When we compared the levels of apoptosis of lymphocytes in MDS with those in AML using standard annexin V staining, we found a significant increase in apoptosis in bone marrow lymphocytes in MDS, RAEB-T, and CMML patients as compared with AML patients and healthy controls (P = .019). This was better demonstrated when we gated only on B cells. There was a significant increase in apoptosis of bone marrow CD19⁺ cells in MDS, RAEB-T, and CMML patients as compared with AML patients and healthy controls (P = .005, Figure 2A). There was increased apoptosis in patients with anemia as compared to healthy controls. This was not expected, but most of these patients had megaloblastic or alcohol-related anemia, and the possibility that lymphocytes are affected in similar fashion to erythroid cells cannot be ruled out. We found no significant increase in apoptosis when we gated on bone marrow CD4⁺ (P = .85) or CD8⁺ (P = .43) cells. Similarly, by measuring mitochondrial membrane potential, we also demonstrated increased lymphocyte apoptosis in the bone marrow of MDS, RAEB-T, and CMML patients compared with AML patients and healthy controls (P = .002, Figure 2B).

The recently published WHO classification of hematopoietic neoplasms has omitted the category of RAEB-T from the MDS group and combined it with AML.²  We have previously reported a significant increase in apoptosis of BM cells of all lineages in RAEB-T compared with AML.¹⁶  Here, we demonstrate increased apoptosis in B lymphocyte in RAEB-T at a level significantly higher than the one seen in AML but similar to that seen in other MDS groups.
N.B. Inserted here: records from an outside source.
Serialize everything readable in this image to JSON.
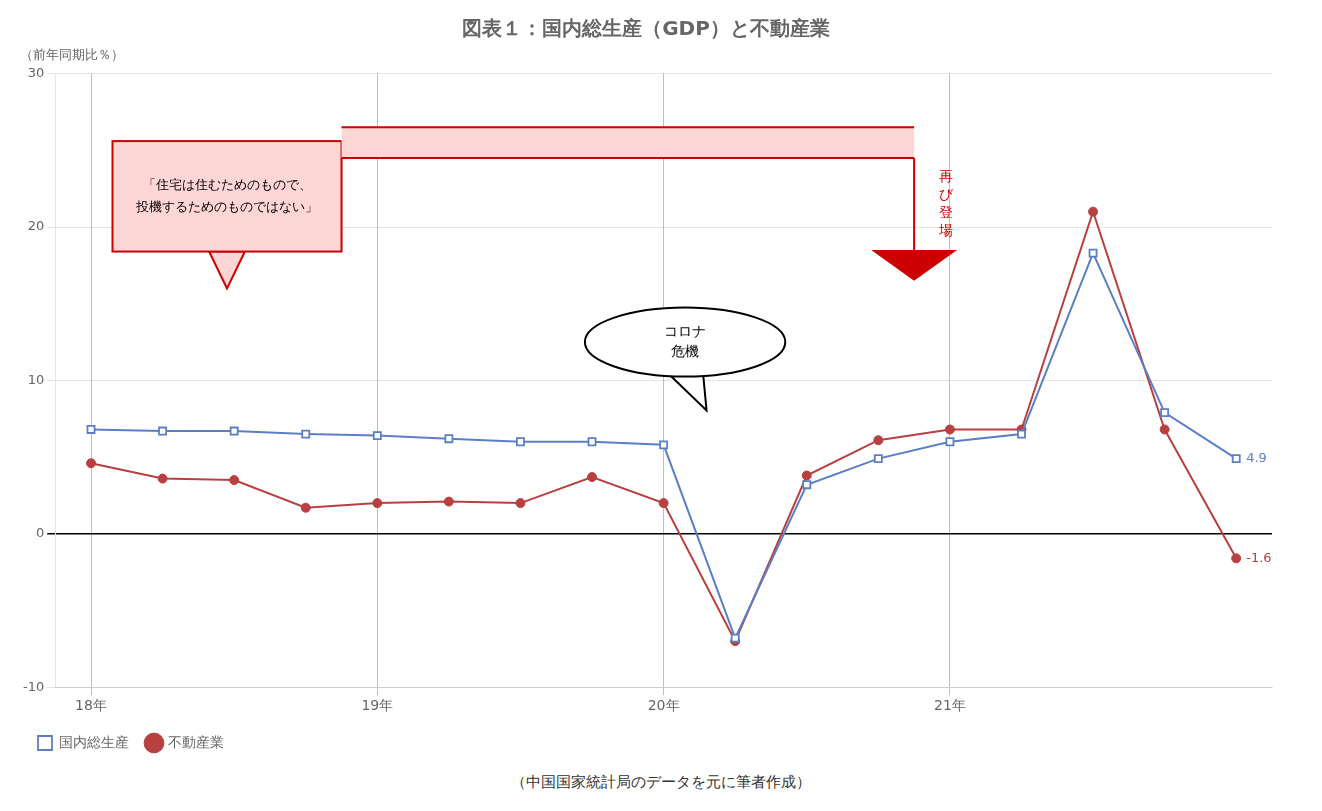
{
  "chart_data": {
    "type": "line",
    "title": "図表１：国内総生産（GDP）と不動産業",
    "subtitle": "（前年同期比％）",
    "source": "（中国国家統計局のデータを元に筆者作成）",
    "categories": [
      "18年",
      null,
      null,
      null,
      "19年",
      null,
      null,
      null,
      "20年",
      null,
      null,
      null,
      "21年",
      null,
      null,
      null,
      null
    ],
    "series": [
      {
        "name": "国内総生産",
        "color": "#5b7fc4",
        "marker": "square",
        "values": [
          6.8,
          6.7,
          6.7,
          6.5,
          6.4,
          6.2,
          6.0,
          6.0,
          5.8,
          -6.8,
          3.2,
          4.9,
          6.0,
          6.5,
          18.3,
          7.9,
          4.9
        ]
      },
      {
        "name": "不動産業",
        "color": "#b84040",
        "marker": "circle",
        "values": [
          4.6,
          3.6,
          3.5,
          1.7,
          2.0,
          2.1,
          2.0,
          3.7,
          2.0,
          -7.0,
          3.8,
          6.1,
          6.8,
          6.8,
          21.0,
          6.8,
          -1.6
        ]
      }
    ],
    "ylim": [
      -10,
      30
    ],
    "yticks": [
      -10,
      0,
      10,
      20,
      30
    ],
    "grid": true,
    "legend": "lower left",
    "annotations": [
      {
        "text": "4.9",
        "series": "国内総生産"
      },
      {
        "text": "-1.6",
        "series": "不動産業"
      },
      {
        "text": "「住宅は住むためのもので、\n投機するためのものではない」"
      },
      {
        "text": "再\nび\n登\n場"
      },
      {
        "text": "コロナ\n危機"
      }
    ]
  }
}
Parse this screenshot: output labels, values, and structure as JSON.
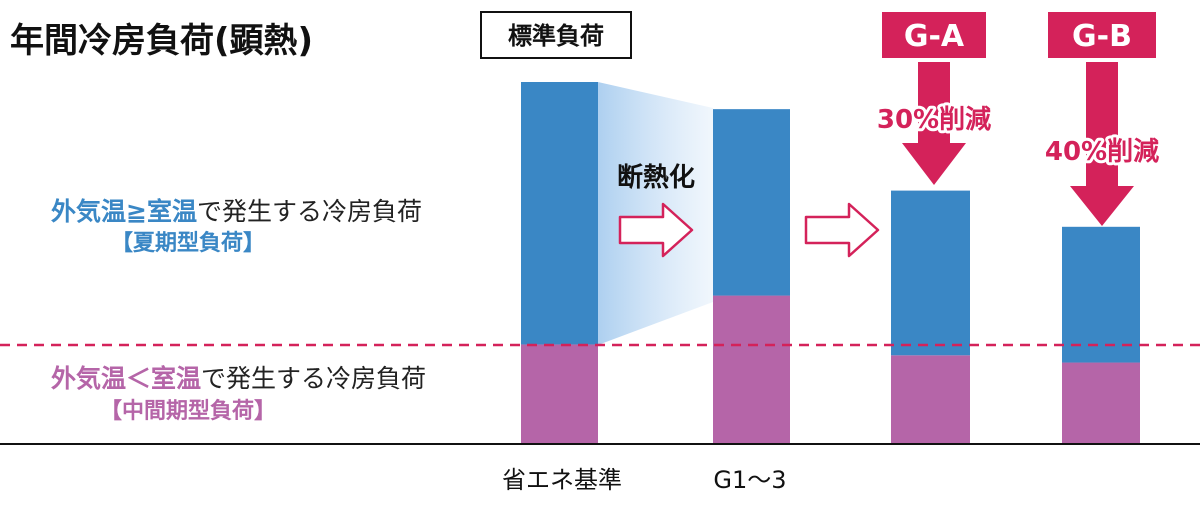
{
  "chart_data": {
    "type": "bar",
    "title": "年間冷房負荷(顕熱)",
    "categories": [
      "標準負荷",
      "G1〜3",
      "G-A",
      "G-B"
    ],
    "x_labels": [
      "省エネ基準",
      "G1〜3",
      "",
      ""
    ],
    "column_headers": [
      "標準負荷",
      "",
      "G-A",
      "G-B"
    ],
    "ylim": [
      0,
      100
    ],
    "series": [
      {
        "name": "中間期型負荷",
        "values": [
          27.5,
          41.0,
          24.5,
          22.5
        ]
      },
      {
        "name": "夏期型負荷",
        "values": [
          72.5,
          51.5,
          45.5,
          37.5
        ]
      }
    ],
    "legend_summer_label": "外気温≧室温で発生する冷房負荷",
    "legend_summer_bracket": "【夏期型負荷】",
    "legend_mid_label": "外気温＜室温で発生する冷房負荷",
    "legend_mid_bracket": "【中間期型負荷】",
    "annotations": {
      "insulation": "断熱化",
      "reduction_ga": "30%削減",
      "reduction_gb": "40%削減"
    },
    "colors": {
      "summer": "#3a87c5",
      "mid": "#b565a8",
      "accent": "#d4225a",
      "summer_text": "#3a87c5",
      "mid_text": "#b565a8",
      "gradient": "#a9cdef"
    }
  }
}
The present study suggests that the alterations in B lymphocytes constitute either an essential component in the pathogenesis of MDS or constitute specific abnormalities that are associated with this disease. In either case, the alterations in B lymphocytes appear to be an essential part of the altered immunological process in MDS. Such a finding implies that targeting the defectiveness in B cells could be one possible therapeutic modality that might lead to improving the course of MDS.